In the weeks since, we have been not going to our Parish. We have been at a Parish near our home and no matter what the behavior, no one has said anything hurtful. In fact, people have only been positive, thanking me for bringing the future of the church even when its not easy.

This weekend though, I need to return. In the book, the authors remind us that not only are we called to work on our own faith journey but also help others. Perhaps one reason I am facing these struggles isn't just for my own journey but to help others. To be a voice. To make a difference. In the book, they tell us that we are to "admonish the sinner". This does NOT mean that we are to go pointing out peoples shortcomings and downfalls but to teach. We are called to lead. We are called to do so with "charity, clarity and kindness".

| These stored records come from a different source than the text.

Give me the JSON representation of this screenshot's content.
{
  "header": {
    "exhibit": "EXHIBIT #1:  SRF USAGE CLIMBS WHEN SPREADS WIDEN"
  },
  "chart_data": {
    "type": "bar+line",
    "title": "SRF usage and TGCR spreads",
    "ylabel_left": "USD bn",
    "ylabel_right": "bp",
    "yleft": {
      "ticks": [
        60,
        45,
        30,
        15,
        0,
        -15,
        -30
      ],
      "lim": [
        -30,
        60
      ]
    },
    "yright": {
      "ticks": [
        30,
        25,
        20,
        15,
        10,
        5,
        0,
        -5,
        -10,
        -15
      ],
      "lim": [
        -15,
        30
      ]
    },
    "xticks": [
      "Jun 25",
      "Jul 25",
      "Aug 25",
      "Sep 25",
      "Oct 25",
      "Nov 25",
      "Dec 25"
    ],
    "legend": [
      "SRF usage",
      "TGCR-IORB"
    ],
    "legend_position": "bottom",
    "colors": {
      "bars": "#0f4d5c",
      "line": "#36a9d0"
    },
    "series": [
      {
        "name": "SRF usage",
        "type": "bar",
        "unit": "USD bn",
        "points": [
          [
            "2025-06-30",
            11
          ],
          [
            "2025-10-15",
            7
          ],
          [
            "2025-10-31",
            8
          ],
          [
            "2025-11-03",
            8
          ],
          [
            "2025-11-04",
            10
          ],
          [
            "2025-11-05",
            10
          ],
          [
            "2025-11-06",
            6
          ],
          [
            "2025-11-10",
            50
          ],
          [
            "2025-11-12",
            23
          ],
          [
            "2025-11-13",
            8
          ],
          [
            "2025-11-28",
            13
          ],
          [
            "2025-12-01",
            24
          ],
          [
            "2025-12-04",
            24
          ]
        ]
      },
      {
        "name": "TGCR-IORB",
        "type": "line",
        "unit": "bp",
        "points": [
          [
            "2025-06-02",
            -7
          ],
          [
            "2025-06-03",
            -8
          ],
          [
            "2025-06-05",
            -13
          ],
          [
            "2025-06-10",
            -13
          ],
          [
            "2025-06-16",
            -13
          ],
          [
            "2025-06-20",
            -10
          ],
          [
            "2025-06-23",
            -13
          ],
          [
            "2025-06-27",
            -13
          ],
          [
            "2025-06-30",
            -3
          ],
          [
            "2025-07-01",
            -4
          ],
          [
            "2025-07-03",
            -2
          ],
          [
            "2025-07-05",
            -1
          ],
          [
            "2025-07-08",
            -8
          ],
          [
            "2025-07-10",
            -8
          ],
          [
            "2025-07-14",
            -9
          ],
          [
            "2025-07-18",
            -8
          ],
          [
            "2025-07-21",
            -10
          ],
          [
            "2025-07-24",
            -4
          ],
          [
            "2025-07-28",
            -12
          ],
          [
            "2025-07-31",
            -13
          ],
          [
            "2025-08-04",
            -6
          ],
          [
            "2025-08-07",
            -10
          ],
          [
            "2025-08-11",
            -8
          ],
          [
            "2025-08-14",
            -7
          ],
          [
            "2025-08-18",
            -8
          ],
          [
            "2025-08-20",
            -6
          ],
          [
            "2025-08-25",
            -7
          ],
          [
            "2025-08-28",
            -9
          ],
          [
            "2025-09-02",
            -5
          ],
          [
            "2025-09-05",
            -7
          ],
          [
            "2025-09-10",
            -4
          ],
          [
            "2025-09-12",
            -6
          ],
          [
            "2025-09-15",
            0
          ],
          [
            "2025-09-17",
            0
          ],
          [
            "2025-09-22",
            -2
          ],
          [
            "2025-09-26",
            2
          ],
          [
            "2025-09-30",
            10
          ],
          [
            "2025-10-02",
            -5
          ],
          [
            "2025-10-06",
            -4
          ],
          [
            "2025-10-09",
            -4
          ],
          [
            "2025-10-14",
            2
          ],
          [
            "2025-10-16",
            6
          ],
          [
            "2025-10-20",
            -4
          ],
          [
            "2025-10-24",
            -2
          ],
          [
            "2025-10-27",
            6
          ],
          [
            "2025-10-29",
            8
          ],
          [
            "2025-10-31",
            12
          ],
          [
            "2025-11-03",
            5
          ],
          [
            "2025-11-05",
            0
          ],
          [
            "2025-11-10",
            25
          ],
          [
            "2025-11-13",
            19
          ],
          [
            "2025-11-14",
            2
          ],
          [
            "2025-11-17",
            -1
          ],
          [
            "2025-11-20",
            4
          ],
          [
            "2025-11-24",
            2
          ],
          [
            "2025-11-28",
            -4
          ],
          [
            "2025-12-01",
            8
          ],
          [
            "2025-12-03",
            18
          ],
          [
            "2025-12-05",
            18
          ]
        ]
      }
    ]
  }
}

Taking my Serrie to mass, I am not doing so to cause turmoil and to cause grief. I am taking her to build her relationship with Christ and HE has called her to be HIS child or He would not have allowed her to be here. I must take her to continue her journey, not hide from the discomfort I may feel because she is not behaving the way an almost 3 year old should. I should be proud of the gift she is to our family and eventually to the world. I am also called to forgive. I am terrible at this merciful act but today, I choose to work on that. I choose to let that conversation go. I choose to make this journey one where many benefit from the situation at hand? I think of our Mother Mary and all she endured for me, so why can't I endure just a little to give back to her?

I am grateful I picked up this book even with other intentions because it was truly a gift that has helped me grow.

So tomorrow, if you see me at mass, and if I don't have it all together, choose Mercy and if you can't, I will choose to forgive.